THE first privately constructed submarine cable transmission link between Nigeria and the rest of the global community arrived in Lagos at the weekend.
Known and styled as Glo 1 undersea cable, the project owned by Globacom Limited was constructed at a cost of $800 million.
It links telecommunications services, including voice, data, broadband Internet between Nigeria and the rest part of the world.
It covers 9,800 kilometres sea route between Nigeria and other parts of the global community.
It was constructed by Alcatel-Lucent Technologies of France and it is believed to be first of its kind in terms of size and funding by any private company in the world.
Glo 1 submarine cable is the second to debut in Nigeria after the South Atlantic (SAT-3) submarine cable owned by Nigerian Telecommunications Limited (NITEL) and 33 other national carriers and multilateral organisations in Africa and elsewhere.
The cable, with a current capacity of 640 gigabytes per second and final capacity of 2.5 terabits per second, has landing points in UK, Portugal, Ghana and C™te d’Ivoire.
The contract was awarded two years ago to Alcatel Lucent to bridge the much-talked about digital divide and enhance connectivity and bandwidth capacity needs of Nigerians, Executive Director of Globacom, Mr. Adewale Sangowawa, said at the commissioning at the weekend.
“This is the first individually owned submarine cable network in the world and Globacom is re-writing history,” Sangowawa explained at the seaside ceremony at the weekend.
Glo 1 submarine cable connects West Africa to the world via a United Kingdom (UK) port, and has landing points in Lagos and Bonny in Nigeria, Bude, in London and Lisbon in Portugal.
Besides these, it also deploys 16 branching units to connect the West Africa sub-region particularly in Cotonou, (Benin Republic), Accra, (Ghana) and other nations within the region where Glo Mobile operates.
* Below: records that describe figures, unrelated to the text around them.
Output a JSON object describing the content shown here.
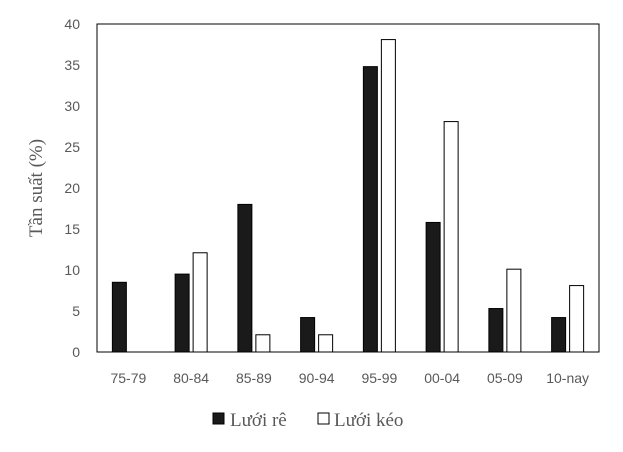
{
  "chart_data": {
    "type": "bar",
    "title": "",
    "xlabel": "",
    "ylabel": "Tần suất (%)",
    "categories": [
      "75-79",
      "80-84",
      "85-89",
      "90-94",
      "95-99",
      "00-04",
      "05-09",
      "10-nay"
    ],
    "series": [
      {
        "name": "Lưới rê",
        "values": [
          8.5,
          9.5,
          18,
          4.2,
          34.8,
          15.8,
          5.3,
          4.2
        ],
        "color": "#1a1a1a"
      },
      {
        "name": "Lưới kéo",
        "values": [
          0,
          12.1,
          2.1,
          2.1,
          38.1,
          28.1,
          10.1,
          8.1
        ],
        "color": "#ffffff"
      }
    ],
    "ylim": [
      0,
      40
    ],
    "yticks": [
      0,
      5,
      10,
      15,
      20,
      25,
      30,
      35,
      40
    ],
    "grid": false,
    "legend": "bottom"
  }
}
Sangowawa explained that Glo 1 will complement SAT-3 optic fibre cable and fulfil the present and rapidly increasing high data requirement in the West African sub-region.
Alcatel Lucent will provide one optical SubMarine Cable Systems (STM-64) network capacity from the U.K. to New York to link Nigeria to the United States (USA) for crystal clear voice calls and high speed data/Internet transmission services.
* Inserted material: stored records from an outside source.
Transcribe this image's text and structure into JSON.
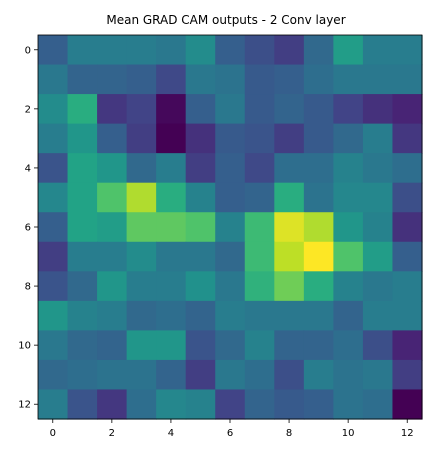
{
  "chart_data": {
    "type": "heatmap",
    "title": "Mean GRAD CAM outputs - 2 Conv layer",
    "colormap": "viridis",
    "xlabel": "",
    "ylabel": "",
    "x_ticks": [
      0,
      2,
      4,
      6,
      8,
      10,
      12
    ],
    "y_ticks": [
      0,
      2,
      4,
      6,
      8,
      10,
      12
    ],
    "x_tick_labels": [
      "0",
      "2",
      "4",
      "6",
      "8",
      "10",
      "12"
    ],
    "y_tick_labels": [
      "0",
      "2",
      "4",
      "6",
      "8",
      "10",
      "12"
    ],
    "grid": false,
    "values": [
      [
        0.3,
        0.42,
        0.42,
        0.42,
        0.4,
        0.48,
        0.3,
        0.24,
        0.18,
        0.34,
        0.55,
        0.42,
        0.42
      ],
      [
        0.4,
        0.32,
        0.32,
        0.3,
        0.22,
        0.4,
        0.38,
        0.28,
        0.3,
        0.36,
        0.4,
        0.4,
        0.4
      ],
      [
        0.48,
        0.62,
        0.16,
        0.2,
        0.02,
        0.3,
        0.4,
        0.28,
        0.32,
        0.28,
        0.2,
        0.14,
        0.1
      ],
      [
        0.42,
        0.52,
        0.3,
        0.18,
        0.0,
        0.14,
        0.28,
        0.26,
        0.18,
        0.28,
        0.34,
        0.42,
        0.16
      ],
      [
        0.26,
        0.58,
        0.52,
        0.34,
        0.42,
        0.18,
        0.3,
        0.22,
        0.36,
        0.36,
        0.44,
        0.4,
        0.36
      ],
      [
        0.46,
        0.58,
        0.72,
        0.88,
        0.62,
        0.44,
        0.3,
        0.32,
        0.62,
        0.38,
        0.46,
        0.46,
        0.24
      ],
      [
        0.3,
        0.58,
        0.55,
        0.75,
        0.75,
        0.72,
        0.44,
        0.68,
        0.95,
        0.88,
        0.52,
        0.44,
        0.14
      ],
      [
        0.18,
        0.42,
        0.42,
        0.48,
        0.4,
        0.4,
        0.34,
        0.68,
        0.9,
        1.0,
        0.72,
        0.55,
        0.3
      ],
      [
        0.26,
        0.34,
        0.52,
        0.42,
        0.42,
        0.5,
        0.4,
        0.64,
        0.78,
        0.62,
        0.44,
        0.4,
        0.42
      ],
      [
        0.52,
        0.44,
        0.42,
        0.34,
        0.36,
        0.32,
        0.42,
        0.4,
        0.4,
        0.4,
        0.32,
        0.42,
        0.42
      ],
      [
        0.4,
        0.34,
        0.32,
        0.52,
        0.52,
        0.26,
        0.34,
        0.44,
        0.32,
        0.32,
        0.36,
        0.24,
        0.1
      ],
      [
        0.34,
        0.36,
        0.38,
        0.38,
        0.32,
        0.18,
        0.4,
        0.36,
        0.24,
        0.42,
        0.38,
        0.4,
        0.18
      ],
      [
        0.42,
        0.26,
        0.16,
        0.36,
        0.46,
        0.44,
        0.2,
        0.32,
        0.28,
        0.3,
        0.38,
        0.36,
        0.0
      ]
    ]
  }
}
Glo 1 is the first such project embarked upon by any single organisation in the world. The practice all over the world is for organisations or countries to team up and build such a facility.
The cable, which is of the 32 STM 64 type, has virtual infinite capacity and therefore offers sufficient capacity for traffic for the Globacom’s mobile, fixed and Internet telecommunication services.
It offers 99.9 per cent up time reliability, world-class long distance voice, video and high-speed data communication services to the African customer.
Glo 1 caters for long-term bandwidth requirements for voice and data transmission in the West Africa sub-region. Currently, West African countries have a high dependability on satellite-based operators for fulfilling their bandwidth requirements. At present, bandwidth providers are retailing bandwidth they procure in bulk, which invariably is very expensive. Glo 1 fills this vacuum and will narrow the digital divide between Nigeria/Africa and the rest of the world.
It provides a cost-effective voice, data, video and e-commerce services across Africa, Europe and rest of the world. It will also carry traffic for other operators that would lease the service.
The Glo 1 project would reshape the face of telecommunications in Nigeria by offering unparalleled services to Nigerians, Sangowawa said.
It further enhances Nigeria’s capacity to provide telephone hubbing services for the rest of the world.
Glo 1 enables Globacom to have a clear distinction in providing quality services through multiple and high quality direct links to various countries across the globe and allows it to interconnect with several international and local networks and leading traffic carriers in the world.
Landing points will also be extended to other West Africa countries soon. There will be a total of 18 branching units along the route upon completion of the project, Sangowawa added.